Sur les demandes accessoires
Sur les dépens
Aux termes de l’article 696 du code de procédure civile, la partie perdante est condamnée aux dépens, à moins que le juge, par décision motivée, n’en mette la totalité ou une fraction à la charge d’une autre partie.
Monsieur [L] [R], partie perdante, sera condamné aux dépens.
Sur l’article 700 du code de procédure civile
En application de l’article 700 du code de procédure civile, le juge condamne la partie tenue aux dépens ou qui perd son procès à payer :
1° A l’autre partie la somme qu’il détermine, au titre des frais exposés et non compris dans les dépens ;
2° Et, le cas échéant, à l’avocat du bénéficiaire de l’aide juridictionnelle partielle ou totale une somme au titre des honoraires et frais, non compris dans les dépens, que le bénéficiaire de l’aide aurait exposés s’il n’avait pas eu cette aide. Dans ce cas, il est procédé comme il est dit aux alinéas 3 et 4 de l’article 37 de la loi n° 91-647 du 10 juillet 1991.
Dans tous les cas, le juge tient compte de l’équité ou de la situation économique de la partie condamnée. Il peut, même d’office, pour des raisons tirées des mêmes considérations, dire qu’il n’y a pas lieu à ces condamnations. Néanmoins, s’il alloue une somme au titre du 2° du présent article, celle-ci ne peut être inférieure à la part contributive de l’Etat.
En l’espèce, l’équité commande de ne pas faire application des dispositions de l’article 700 du code de procédure civile. Les parties seront par conséquent déboutés de leur demande à ce titre.
Sur l’exécution provisoire
Aux termes de l’article 514 du code de procédure civile, les décisions de première instance sont de droit exécutoires à titre provisoire à moins que la loi ou la décision rendue n’en dispose autrement.

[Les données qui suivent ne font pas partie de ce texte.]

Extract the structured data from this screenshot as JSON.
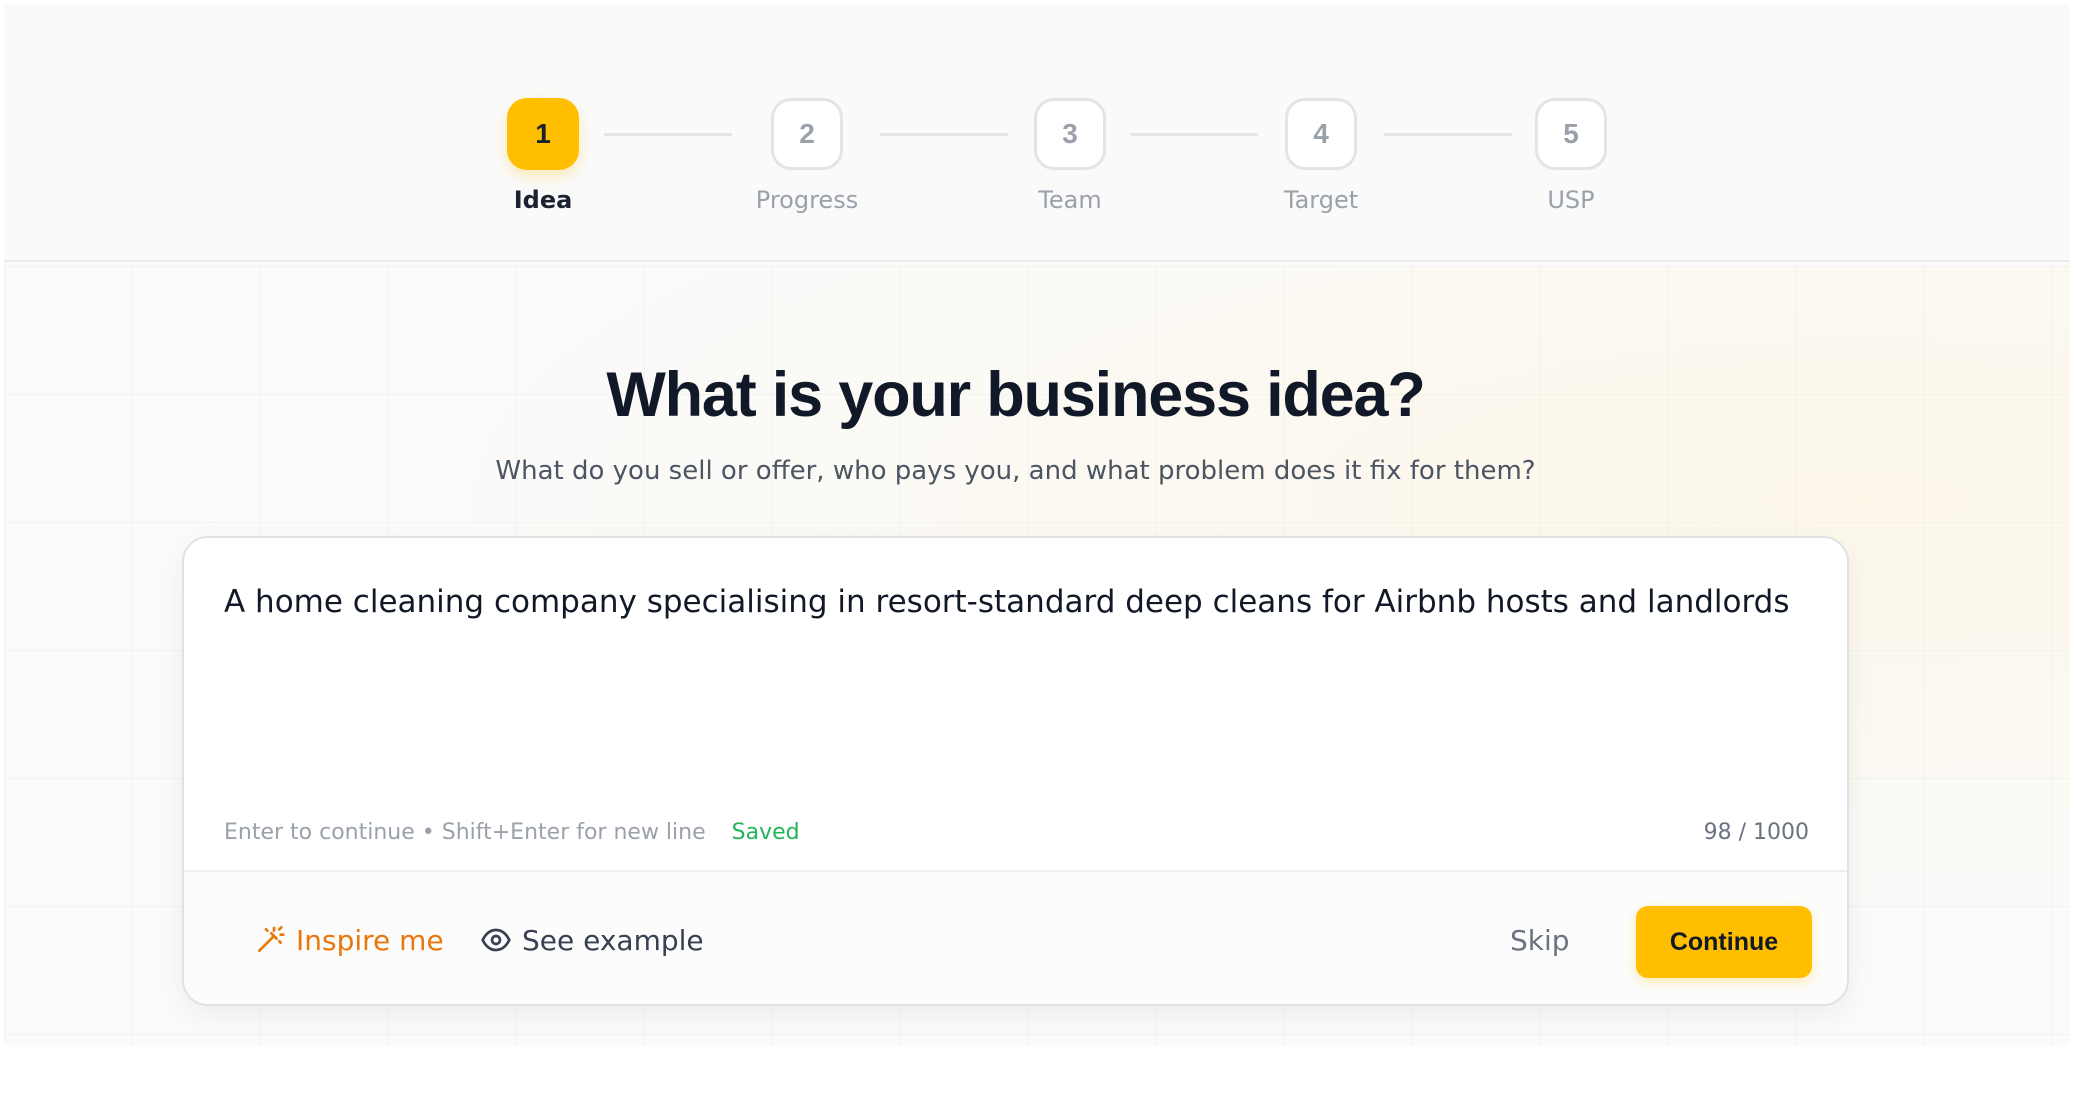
{
  "stepper": {
    "steps": [
      {
        "number": "1",
        "label": "Idea",
        "state": "active"
      },
      {
        "number": "2",
        "label": "Progress",
        "state": "upcoming"
      },
      {
        "number": "3",
        "label": "Team",
        "state": "upcoming"
      },
      {
        "number": "4",
        "label": "Target",
        "state": "upcoming"
      },
      {
        "number": "5",
        "label": "USP",
        "state": "upcoming"
      }
    ]
  },
  "question": {
    "title": "What is your business idea?",
    "subtitle": "What do you sell or offer, who pays you, and what problem does it fix for them?"
  },
  "answer": {
    "value": "A home cleaning company specialising in resort-standard deep cleans for Airbnb hosts and landlords",
    "hint": "Enter to continue • Shift+Enter for new line",
    "save_status": "Saved",
    "char_count": "98 / 1000"
  },
  "actions": {
    "inspire_label": "Inspire me",
    "inspire_icon": "magic-wand-icon",
    "example_label": "See example",
    "example_icon": "eye-icon",
    "skip_label": "Skip",
    "continue_label": "Continue"
  },
  "colors": {
    "accent": "#ffbf00",
    "inspire": "#e8780c",
    "saved": "#22b45a",
    "heading": "#111827"
  }
}
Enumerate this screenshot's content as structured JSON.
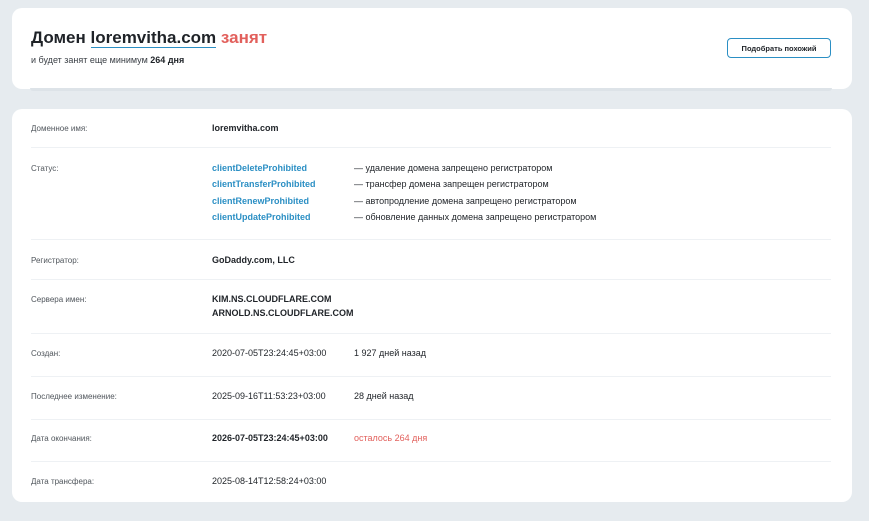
{
  "header": {
    "title_prefix": "Домен",
    "domain": "loremvitha.com",
    "status_word": "занят",
    "subtitle_prefix": "и будет занят еще минимум",
    "subtitle_days": "264 дня",
    "similar_button": "Подобрать похожий"
  },
  "details": {
    "domain_name": {
      "label": "Доменное имя:",
      "value": "loremvitha.com"
    },
    "status": {
      "label": "Статус:",
      "items": [
        {
          "code": "clientDeleteProhibited",
          "desc": "— удаление домена запрещено регистратором"
        },
        {
          "code": "clientTransferProhibited",
          "desc": "— трансфер домена запрещен регистратором"
        },
        {
          "code": "clientRenewProhibited",
          "desc": "— автопродление домена запрещено регистратором"
        },
        {
          "code": "clientUpdateProhibited",
          "desc": "— обновление данных домена запрещено регистратором"
        }
      ]
    },
    "registrar": {
      "label": "Регистратор:",
      "value": "GoDaddy.com, LLC"
    },
    "nameservers": {
      "label": "Сервера имен:",
      "values": [
        "KIM.NS.CLOUDFLARE.COM",
        "ARNOLD.NS.CLOUDFLARE.COM"
      ]
    },
    "created": {
      "label": "Создан:",
      "value": "2020-07-05T23:24:45+03:00",
      "extra": "1 927 дней назад"
    },
    "updated": {
      "label": "Последнее изменение:",
      "value": "2025-09-16T11:53:23+03:00",
      "extra": "28 дней назад"
    },
    "expires": {
      "label": "Дата окончания:",
      "value": "2026-07-05T23:24:45+03:00",
      "extra": "осталось 264 дня"
    },
    "transfer": {
      "label": "Дата трансфера:",
      "value": "2025-08-14T12:58:24+03:00"
    }
  },
  "colors": {
    "accent": "#2b8fc4",
    "danger": "#e2605c",
    "background": "#e6ebef"
  }
}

Il convient de rappeler que l’exécution provisoire est de droit.
PAR CES MOTIFS
Le Juge des contentieux de la protection, statuant après débats en audience publique, par jugement contradictoire, en premier ressort et par mise à disposition :
DIT que Monsieur [L] [R] est redevable envers Monsieur [T] [Y] et Madame [J] [G] épouse [Y] de la somme de 3 000 euros au titre du préjudice de jouissance ;
DIT que Monsieur [L] [R] est redevable envers Monsieur [T] [Y] et Madame [J] [G] épouse [Y] de la somme de 800 euros au titre du dépôt de garantie non restitué ;
DIT que Monsieur [T] [Y] et Madame [J] [G] épouse [Y] sont solidairement redevables envers Monsieur [L] [R] de la somme de 100 euros au titre des réparations locatives ;
DIT que Monsieur [T] [Y] et Madame [J] [G] épouse [Y] sont solidairement redevables envers Monsieur [L] [R] de la somme de 3?251,45 euros au titre des loyers et charges impayés pour la période d’avril 2022 au 03 novembre 2023 ;
ORDONNE la compensation des créances ;
En conséquence, après compensation :
CONDAMNE Monsieur [L] [R] à payer à Monsieur [T] [Y] et Madame [J] [G] épouse [Y] la somme de 448,55 euros ;
CONDAMNE Monsieur [L] [R] aux dépens ;
DIT n’y avoir lieu à application des dispositions de l’article 700 du code de procédure civile et, en conséquence, DEBOUTE les parties de leur demande à ce titre ;
DEBOUTE les parties du surplus de leurs demandes ;
RAPPELLE que l’exécution provisoire est de droit.